At NewPages, Cynthia Reeser reviews Joyelle McSweeney’s Nylund, the Sarcographer.
McSweeney does not marry poetic and prosaic language – rather, she brings them together in a collision of semi-fabulist writing….
The writing forms dips and peaks of prose, descending into obscurity and deliberate misspellings, then arcing up unexpectedly into a concrete, more readily accessible narrative. At times, the ordinary devolves into a poetic metaphysics….

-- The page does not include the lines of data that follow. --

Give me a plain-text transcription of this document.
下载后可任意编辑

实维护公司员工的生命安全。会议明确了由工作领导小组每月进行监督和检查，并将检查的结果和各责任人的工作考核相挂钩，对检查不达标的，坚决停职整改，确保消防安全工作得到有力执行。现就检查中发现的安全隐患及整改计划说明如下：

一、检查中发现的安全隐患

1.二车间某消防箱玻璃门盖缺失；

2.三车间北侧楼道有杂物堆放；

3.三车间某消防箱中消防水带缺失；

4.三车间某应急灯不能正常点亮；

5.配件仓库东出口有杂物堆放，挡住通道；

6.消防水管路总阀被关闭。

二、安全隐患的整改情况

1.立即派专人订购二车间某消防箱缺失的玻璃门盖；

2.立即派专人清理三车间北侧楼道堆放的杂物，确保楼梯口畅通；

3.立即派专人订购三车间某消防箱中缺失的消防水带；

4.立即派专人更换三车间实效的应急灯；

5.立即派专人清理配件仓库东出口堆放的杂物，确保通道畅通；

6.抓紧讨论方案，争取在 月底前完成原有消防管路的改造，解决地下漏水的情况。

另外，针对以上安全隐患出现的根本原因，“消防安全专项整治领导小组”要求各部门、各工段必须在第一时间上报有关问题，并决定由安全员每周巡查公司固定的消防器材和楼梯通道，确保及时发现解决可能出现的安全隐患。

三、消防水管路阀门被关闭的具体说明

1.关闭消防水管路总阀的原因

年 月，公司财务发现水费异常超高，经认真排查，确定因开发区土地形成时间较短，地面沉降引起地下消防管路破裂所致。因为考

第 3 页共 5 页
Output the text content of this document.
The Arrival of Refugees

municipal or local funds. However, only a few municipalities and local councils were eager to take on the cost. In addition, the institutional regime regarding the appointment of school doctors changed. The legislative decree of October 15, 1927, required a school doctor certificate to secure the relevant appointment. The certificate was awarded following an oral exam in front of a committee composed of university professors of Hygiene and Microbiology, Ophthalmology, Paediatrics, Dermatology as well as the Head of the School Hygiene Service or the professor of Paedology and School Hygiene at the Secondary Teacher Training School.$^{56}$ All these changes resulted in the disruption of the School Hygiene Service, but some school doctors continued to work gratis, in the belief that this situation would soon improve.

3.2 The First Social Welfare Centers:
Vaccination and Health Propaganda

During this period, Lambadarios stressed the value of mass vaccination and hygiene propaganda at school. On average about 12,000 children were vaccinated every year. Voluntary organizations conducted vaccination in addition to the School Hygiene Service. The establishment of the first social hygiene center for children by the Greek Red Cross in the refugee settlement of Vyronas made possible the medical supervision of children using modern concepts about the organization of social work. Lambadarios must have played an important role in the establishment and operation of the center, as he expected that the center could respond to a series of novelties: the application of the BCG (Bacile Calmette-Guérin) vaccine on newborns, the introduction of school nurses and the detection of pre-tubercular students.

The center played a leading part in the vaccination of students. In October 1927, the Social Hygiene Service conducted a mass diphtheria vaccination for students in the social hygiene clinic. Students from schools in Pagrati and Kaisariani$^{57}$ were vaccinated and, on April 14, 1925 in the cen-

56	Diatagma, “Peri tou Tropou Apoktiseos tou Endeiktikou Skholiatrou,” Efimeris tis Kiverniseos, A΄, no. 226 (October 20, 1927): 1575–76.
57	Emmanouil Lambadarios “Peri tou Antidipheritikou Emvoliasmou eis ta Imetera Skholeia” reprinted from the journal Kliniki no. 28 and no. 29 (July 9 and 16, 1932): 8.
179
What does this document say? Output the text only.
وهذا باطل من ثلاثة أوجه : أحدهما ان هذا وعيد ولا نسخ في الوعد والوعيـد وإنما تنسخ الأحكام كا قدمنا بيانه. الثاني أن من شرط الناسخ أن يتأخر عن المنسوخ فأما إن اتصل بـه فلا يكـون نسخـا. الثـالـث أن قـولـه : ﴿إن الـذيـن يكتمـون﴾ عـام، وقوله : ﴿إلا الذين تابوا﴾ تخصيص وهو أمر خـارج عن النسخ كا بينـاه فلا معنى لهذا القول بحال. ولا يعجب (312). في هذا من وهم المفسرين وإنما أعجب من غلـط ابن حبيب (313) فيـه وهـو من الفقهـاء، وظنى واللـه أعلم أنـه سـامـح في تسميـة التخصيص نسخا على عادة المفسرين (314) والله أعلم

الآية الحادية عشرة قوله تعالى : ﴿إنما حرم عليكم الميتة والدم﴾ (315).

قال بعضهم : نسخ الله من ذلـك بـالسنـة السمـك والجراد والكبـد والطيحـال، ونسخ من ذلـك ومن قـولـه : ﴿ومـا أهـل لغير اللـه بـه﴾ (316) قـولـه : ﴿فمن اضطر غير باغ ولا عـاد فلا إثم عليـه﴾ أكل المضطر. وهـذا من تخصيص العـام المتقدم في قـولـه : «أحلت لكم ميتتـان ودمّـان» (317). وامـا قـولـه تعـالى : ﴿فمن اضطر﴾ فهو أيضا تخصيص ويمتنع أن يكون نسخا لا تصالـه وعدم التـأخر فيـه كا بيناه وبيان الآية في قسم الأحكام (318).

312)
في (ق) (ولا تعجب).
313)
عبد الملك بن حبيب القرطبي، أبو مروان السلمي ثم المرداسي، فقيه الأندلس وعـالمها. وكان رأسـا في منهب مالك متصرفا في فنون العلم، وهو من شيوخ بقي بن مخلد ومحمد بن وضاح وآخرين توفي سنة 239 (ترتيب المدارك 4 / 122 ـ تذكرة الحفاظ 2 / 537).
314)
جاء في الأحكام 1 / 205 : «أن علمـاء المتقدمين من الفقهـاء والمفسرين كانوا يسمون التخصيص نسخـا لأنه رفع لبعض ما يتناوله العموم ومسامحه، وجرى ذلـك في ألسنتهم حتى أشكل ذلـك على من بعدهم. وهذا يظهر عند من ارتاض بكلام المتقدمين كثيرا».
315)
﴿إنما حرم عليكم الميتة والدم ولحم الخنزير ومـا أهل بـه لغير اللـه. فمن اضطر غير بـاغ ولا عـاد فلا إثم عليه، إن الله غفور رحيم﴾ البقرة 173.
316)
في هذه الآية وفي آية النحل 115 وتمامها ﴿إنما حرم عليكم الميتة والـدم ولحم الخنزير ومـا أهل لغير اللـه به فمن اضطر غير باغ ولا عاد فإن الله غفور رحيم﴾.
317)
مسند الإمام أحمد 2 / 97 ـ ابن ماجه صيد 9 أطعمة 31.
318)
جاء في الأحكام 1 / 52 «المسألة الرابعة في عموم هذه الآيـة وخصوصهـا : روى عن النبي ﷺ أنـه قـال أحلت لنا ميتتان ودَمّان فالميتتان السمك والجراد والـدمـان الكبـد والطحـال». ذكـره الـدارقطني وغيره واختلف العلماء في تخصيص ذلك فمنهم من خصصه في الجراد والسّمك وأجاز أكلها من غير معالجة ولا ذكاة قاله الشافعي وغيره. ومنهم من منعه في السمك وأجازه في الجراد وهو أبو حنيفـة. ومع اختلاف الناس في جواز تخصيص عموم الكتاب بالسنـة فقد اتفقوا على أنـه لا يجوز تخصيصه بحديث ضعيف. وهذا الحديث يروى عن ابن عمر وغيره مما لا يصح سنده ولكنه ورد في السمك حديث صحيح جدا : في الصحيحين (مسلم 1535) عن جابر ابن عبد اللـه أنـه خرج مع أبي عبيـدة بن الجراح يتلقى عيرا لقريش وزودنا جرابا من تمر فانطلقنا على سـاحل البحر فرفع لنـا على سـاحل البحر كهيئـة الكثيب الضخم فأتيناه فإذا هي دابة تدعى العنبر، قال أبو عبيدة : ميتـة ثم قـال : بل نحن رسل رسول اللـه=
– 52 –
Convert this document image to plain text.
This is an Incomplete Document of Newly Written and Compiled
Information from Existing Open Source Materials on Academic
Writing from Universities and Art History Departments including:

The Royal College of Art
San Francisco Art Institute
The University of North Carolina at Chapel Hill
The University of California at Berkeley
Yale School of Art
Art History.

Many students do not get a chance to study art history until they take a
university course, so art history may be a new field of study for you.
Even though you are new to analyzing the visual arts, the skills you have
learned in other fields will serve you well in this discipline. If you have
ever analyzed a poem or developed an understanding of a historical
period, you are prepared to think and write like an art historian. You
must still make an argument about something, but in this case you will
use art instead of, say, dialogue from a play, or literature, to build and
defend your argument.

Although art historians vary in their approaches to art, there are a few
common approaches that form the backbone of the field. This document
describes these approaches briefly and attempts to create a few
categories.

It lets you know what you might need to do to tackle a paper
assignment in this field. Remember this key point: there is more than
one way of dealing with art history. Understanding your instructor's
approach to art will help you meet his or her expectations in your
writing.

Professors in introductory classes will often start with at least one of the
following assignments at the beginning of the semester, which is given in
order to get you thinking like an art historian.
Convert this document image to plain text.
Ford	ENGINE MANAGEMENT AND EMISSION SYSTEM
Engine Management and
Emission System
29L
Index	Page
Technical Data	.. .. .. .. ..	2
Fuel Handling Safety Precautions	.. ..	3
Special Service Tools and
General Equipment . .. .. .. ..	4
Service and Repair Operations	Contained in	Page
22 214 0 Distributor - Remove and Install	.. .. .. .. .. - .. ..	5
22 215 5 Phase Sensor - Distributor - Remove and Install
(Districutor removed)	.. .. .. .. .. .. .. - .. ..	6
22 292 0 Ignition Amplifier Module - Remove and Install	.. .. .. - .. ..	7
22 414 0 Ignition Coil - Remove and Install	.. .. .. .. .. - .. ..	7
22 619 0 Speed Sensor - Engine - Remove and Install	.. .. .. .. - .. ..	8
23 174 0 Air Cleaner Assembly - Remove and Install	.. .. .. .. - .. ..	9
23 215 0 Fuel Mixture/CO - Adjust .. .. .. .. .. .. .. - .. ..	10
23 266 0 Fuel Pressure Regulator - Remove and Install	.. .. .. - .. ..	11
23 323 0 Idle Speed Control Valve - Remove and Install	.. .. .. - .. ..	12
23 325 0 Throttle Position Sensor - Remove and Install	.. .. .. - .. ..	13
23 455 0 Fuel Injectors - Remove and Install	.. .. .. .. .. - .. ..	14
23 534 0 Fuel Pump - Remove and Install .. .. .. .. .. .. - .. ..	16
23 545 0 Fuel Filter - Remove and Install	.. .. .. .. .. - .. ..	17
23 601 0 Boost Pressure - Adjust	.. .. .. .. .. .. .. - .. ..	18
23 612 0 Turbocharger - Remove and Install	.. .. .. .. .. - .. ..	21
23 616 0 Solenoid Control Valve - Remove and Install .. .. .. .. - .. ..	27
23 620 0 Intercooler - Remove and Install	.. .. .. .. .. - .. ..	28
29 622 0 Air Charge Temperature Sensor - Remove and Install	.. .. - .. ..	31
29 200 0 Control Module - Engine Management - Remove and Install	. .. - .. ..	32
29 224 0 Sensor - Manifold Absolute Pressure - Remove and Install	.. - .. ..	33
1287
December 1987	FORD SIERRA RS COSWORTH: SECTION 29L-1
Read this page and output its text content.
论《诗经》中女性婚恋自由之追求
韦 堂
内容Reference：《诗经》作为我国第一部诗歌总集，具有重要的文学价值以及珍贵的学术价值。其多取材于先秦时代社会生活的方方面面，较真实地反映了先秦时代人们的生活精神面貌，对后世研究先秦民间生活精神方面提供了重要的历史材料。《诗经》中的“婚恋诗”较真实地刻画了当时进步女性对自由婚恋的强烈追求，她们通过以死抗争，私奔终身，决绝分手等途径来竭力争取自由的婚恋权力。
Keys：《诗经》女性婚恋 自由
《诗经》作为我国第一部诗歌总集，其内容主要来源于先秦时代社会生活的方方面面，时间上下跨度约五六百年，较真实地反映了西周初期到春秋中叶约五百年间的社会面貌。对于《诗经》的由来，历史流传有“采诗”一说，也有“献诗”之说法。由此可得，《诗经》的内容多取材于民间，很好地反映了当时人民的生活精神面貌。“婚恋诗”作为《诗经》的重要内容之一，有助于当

Nylund’s perceptions seem sometimes skewed or inverted. People, things, are expelled, extruded, rather than leaving on their own free will. An egg does not break, but rather, “The yolk exerts itself outwards,” and people do not simply leave a building, instead, “Silverbuttoned and then trenchcoated men emitted from the house.” Empty spaces, negatives, are everywhere, and this too seems part of the nature of sarcography: “On the lintel, numbers had fallen away and left pale eidolons, each empty space punched with a nailhole which asterisked the building.”
Joyelle McSweeney has not only created a unique concept – that of sarcography – she has illustrated it memorably with a masterful redefinition of what constitutes prose, and created a character who is the very embodiment of writing, reminding us of how flexible the narrative form can be.